Wildlife & Biodiversity

DTE impact: Orissa High Court panel visits Gahirmatha to study Olive Ridley conservation

A survey found nearly 800 dead sea turtles on the Odisha coast, DTE reported February 4

 
By Ashis Senapati
Published: Monday 08 March 2021
A dead Olive Ridley floating in the sea. Orissa HC panel visited Gahirmatha sanctuary to study Olive Ridley conservation and will submit a report soon. Photo: Ashis Senapati
A dead Olive Ridley floating in the sea. Orissa HC panel visited Gahirmatha sanctuary to study Olive Ridley conservation and will submit a report soon. Photo: Ashis Senapati A dead Olive Ridley floating in the sea. Orissa HC panel visited Gahirmatha sanctuary to study Olive Ridley conservation and will submit a report soon. Photo: Ashis Senapati

A three-member panel constituted by the Orissa High Court to submit a report on the conservation works of sea turtles by the forest and fisheries department visited Gahirmatha marine sanctuary March 6, 2021. It, however, did not discuss the matter with Hemant Rout, secretary of Gahirmatha Marine Turtles and Mangrove Conservation Society (GMTMCS), whose survey report revealed the death of as many as 800 turtles in the sanctuary. 

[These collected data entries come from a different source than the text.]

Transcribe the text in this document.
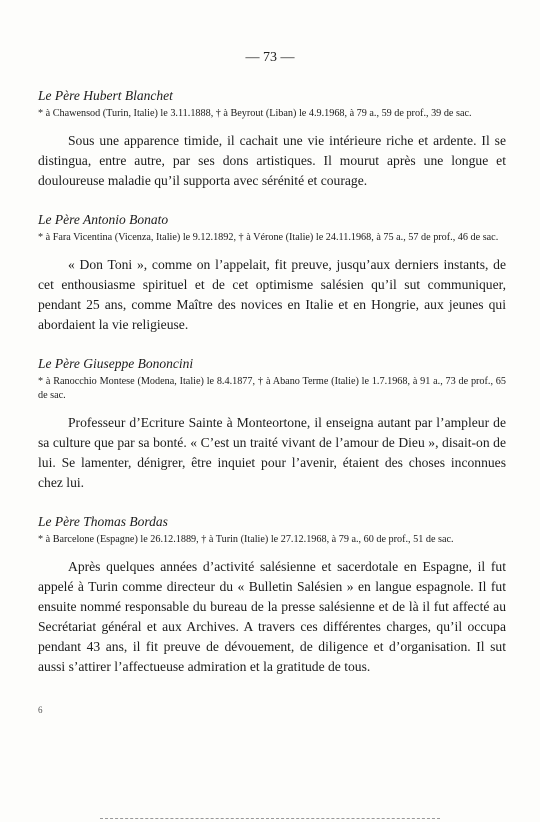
— 73 —

Le Père Hubert Blanchet

* à Chawensod (Turin, Italie) le 3.11.1888, † à Beyrout (Liban) le 4.9.1968, à 79 a., 59 de prof., 39 de sac.

Sous une apparence timide, il cachait une vie intérieure riche et ardente. Il se distingua, entre autre, par ses dons artistiques. Il mourut après une longue et douloureuse maladie qu’il supporta avec sérénité et courage.

Le Père Antonio Bonato

* à Fara Vicentina (Vicenza, Italie) le 9.12.1892, † à Vérone (Italie) le 24.11.1968, à 75 a., 57 de prof., 46 de sac.

« Don Toni », comme on l’appelait, fit preuve, jusqu’aux derniers instants, de cet enthousiasme spirituel et de cet optimisme salésien qu’il sut communiquer, pendant 25 ans, comme Maître des novices en Italie et en Hongrie, aux jeunes qui abordaient la vie religieuse.

Le Père Giuseppe Bononcini

* à Ranocchio Montese (Modena, Italie) le 8.4.1877, † à Abano Terme (Italie) le 1.7.1968, à 91 a., 73 de prof., 65 de sac.

Professeur d’Ecriture Sainte à Monteortone, il enseigna autant par l’ampleur de sa culture que par sa bonté. « C’est un traité vivant de l’amour de Dieu », disait-on de lui. Se lamenter, dénigrer, être inquiet pour l’avenir, étaient des choses inconnues chez lui.

Le Père Thomas Bordas

* à Barcelone (Espagne) le 26.12.1889, † à Turin (Italie) le 27.12.1968, à 79 a., 60 de prof., 51 de sac.

Après quelques années d’activité salésienne et sacerdotale en Espagne, il fut appelé à Turin comme directeur du « Bulletin Salésien » en langue espagnole. Il fut ensuite nommé responsable du bureau de la presse salésienne et de là il fut affecté au Secrétariat général et aux Archives. A travers ces différentes charges, qu’il occupa pendant 43 ans, il fit preuve de dévouement, de diligence et d’organisation. Il sut aussi s’attirer l’affectueuse admiration et la gratitude de tous.

6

“The high court directed the panel members to consult fishermen, villagers and others involved in the conservation and protection of ecological diversity in the area. But I was not informed by anybody from the government about the visit,” Rout told Down to Earth.

Mohit Agrawal, one of the committee members, said the panel will submit the report to the high court soon.

Down to Earth on February 4 had reported that 800 Olive Ridley turtles died since January due to negligence from the state’s forest and fisheries department. The court took suo motu cognisance of the report on February 23, and registered a case.

A three-member panel visited the sanctuary March 6. Photo: Ashis Senapati

It constituted a three-member panel on February 26, comprising Kartik Shankar, a sea turtle researcher of Indian Institute of Science in Bangalore; Sushant Nanda, director, environment of the state forest administration; and advocate Mohit Agarwal.

The state government had barred fishermen from fishing within 20 kilometers of the coast from November 1 to May 31. This affected the fishermen’s livelihood, Narayan Haldar, president of Odisha Masyajibi Forum, told the panel.

The Central Empowered Committee (CEC) of the Supreme Court in 2004 had directed the state government to provide an alternate source of income to fishermen before imposing the ban. The authorities, however, are yet to provide an alternative livelihoods to the affected fishermen.

Turtles get trapped in trawl nets and die, Haldar said. The trawlers are not fitted with turtle excluder devices, so traditional fishermen should not be blamed for their death, he said.

As many as 406 turtles were found dead as on February 23 in this forest division. We have already seized 30 fishing vessels and arrested 167 marine fishermen on the charges of illegally fishing within the marine sanctuary.

At least 15 floating buoys are being installed all along the boundary of the marine sanctuary in the sea to prevent the entry of fishing trawlers.